Communication Studies, Department of

 

Document Type

Article

Date of this Version

2016

Citation

Quarterly Journal of Speech 102:4 (2016), pp. 418–429.

doi: 10.1080/00335630.2016.1209812

Comments

Copyright © 2016 Casey Ryan Kelly. Used by permission.

Abstract

With the recent inflection in rhetorical scholarship on theorizing citizenship, Jason Edward Black’s American Indians and the Rhetoric of Removal and Allotment is a timely reminder that the early formation of U.S. civic identity was predicated on the erasure of indigenous sovereignty, culture, and identity. Black’s project also disabuses readers of the historical misconception that this erasure was a unidirectional process wherein indigenous peoples ultimately succumbed to the onslaught of Western colonization.
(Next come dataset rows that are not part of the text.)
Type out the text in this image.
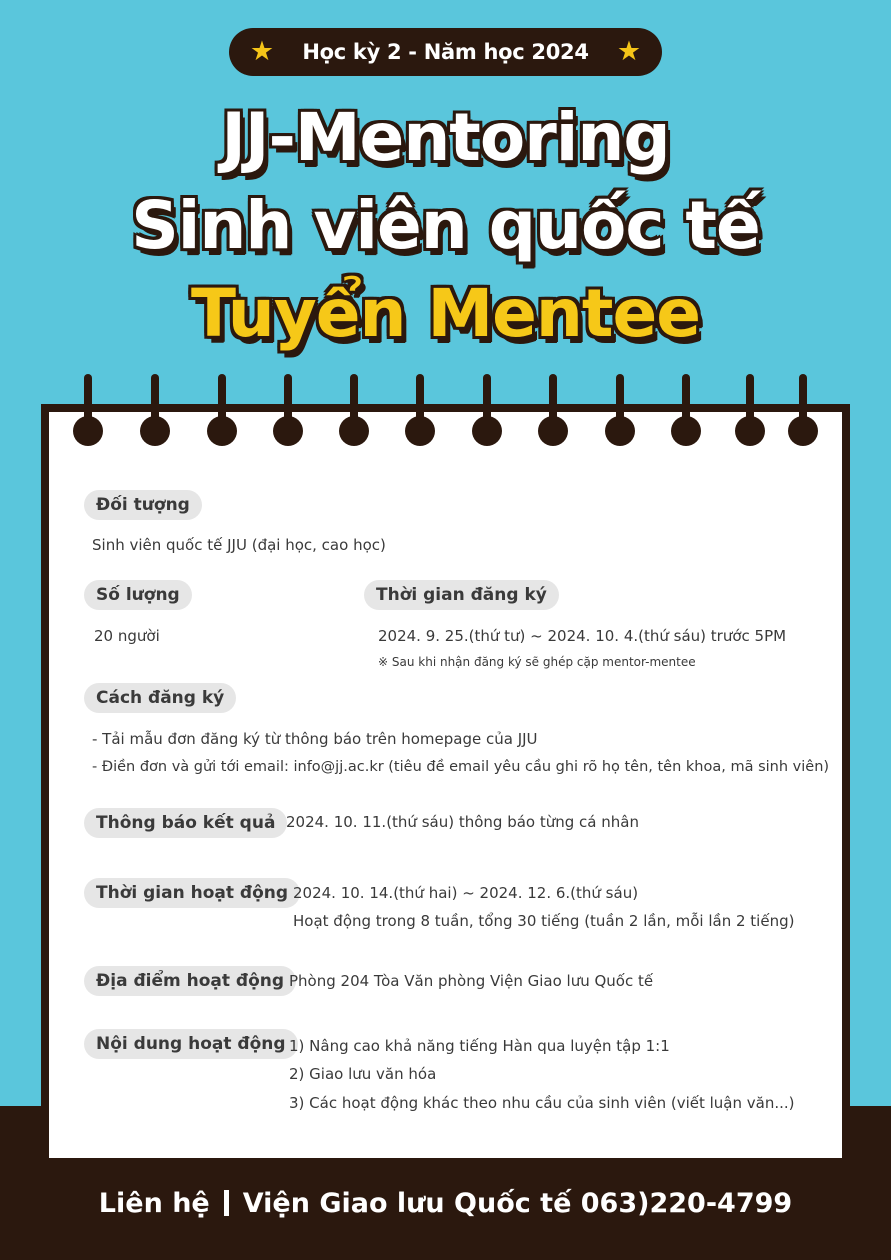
★ Học kỳ 2 - Năm học 2024 ★
JJ-Mentoring
Sinh viên quốc tế
Tuyển Mentee
Đối tượng
Sinh viên quốc tế JJU (đại học, cao học)
Số lượng
20 người
Thời gian đăng ký
2024. 9. 25.(thứ tư) ~ 2024. 10. 4.(thứ sáu) trước 5PM
※ Sau khi nhận đăng ký sẽ ghép cặp mentor-mentee
Cách đăng ký
- Tải mẫu đơn đăng ký từ thông báo trên homepage của JJU
- Điền đơn và gửi tới email: info@jj.ac.kr (tiêu đề email yêu cầu ghi rõ họ tên, tên khoa, mã sinh viên)
Thông báo kết quả 2024. 10. 11.(thứ sáu) thông báo từng cá nhân
Thời gian hoạt động 2024. 10. 14.(thứ hai) ~ 2024. 12. 6.(thứ sáu)
Hoạt động trong 8 tuần, tổng 30 tiếng (tuần 2 lần, mỗi lần 2 tiếng)
Địa điểm hoạt động Phòng 204 Tòa Văn phòng Viện Giao lưu Quốc tế
Nội dung hoạt động 1) Nâng cao khả năng tiếng Hàn qua luyện tập 1:1
2) Giao lưu văn hóa
3) Các hoạt động khác theo nhu cầu của sinh viên (viết luận văn...)
Liên hệ Viện Giao lưu Quốc tế 063)220-4799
Instead, Black begins with the assumption that U.S. public culture is, in part, the outcome of a dialectical struggle between Euro-Americans and American Indians over the meaning of land, sovereignty, and national identity. By critically analyzing the voices of American Indian resistance to colonization throughout the nineteenth and early twentieth century, Black illustrates how American Indian nations indicted the master narratives of U.S. nationalism by pointing to the fissures and contradictions in the concept of national belonging. Evincing the rhetorical agency of American Indians throughout the uneven and haphazard process of colonization, Removal and Allotment demonstrates that American public culture is invariably shaped, and sometimes thwarted, by those it subjugated. This project illustrates the kind of insights garnered from decolonial methodologies, where the rhetorical critic operates with skepticism toward official discourse and Western knowledge production, presuming that there is an epistemic advantage to be gained by heeding the voices of those who are subjugated by colonialism. The result is a project that shows the complexities of indigenous agency and identity throughout resistance to Euro-American colonization.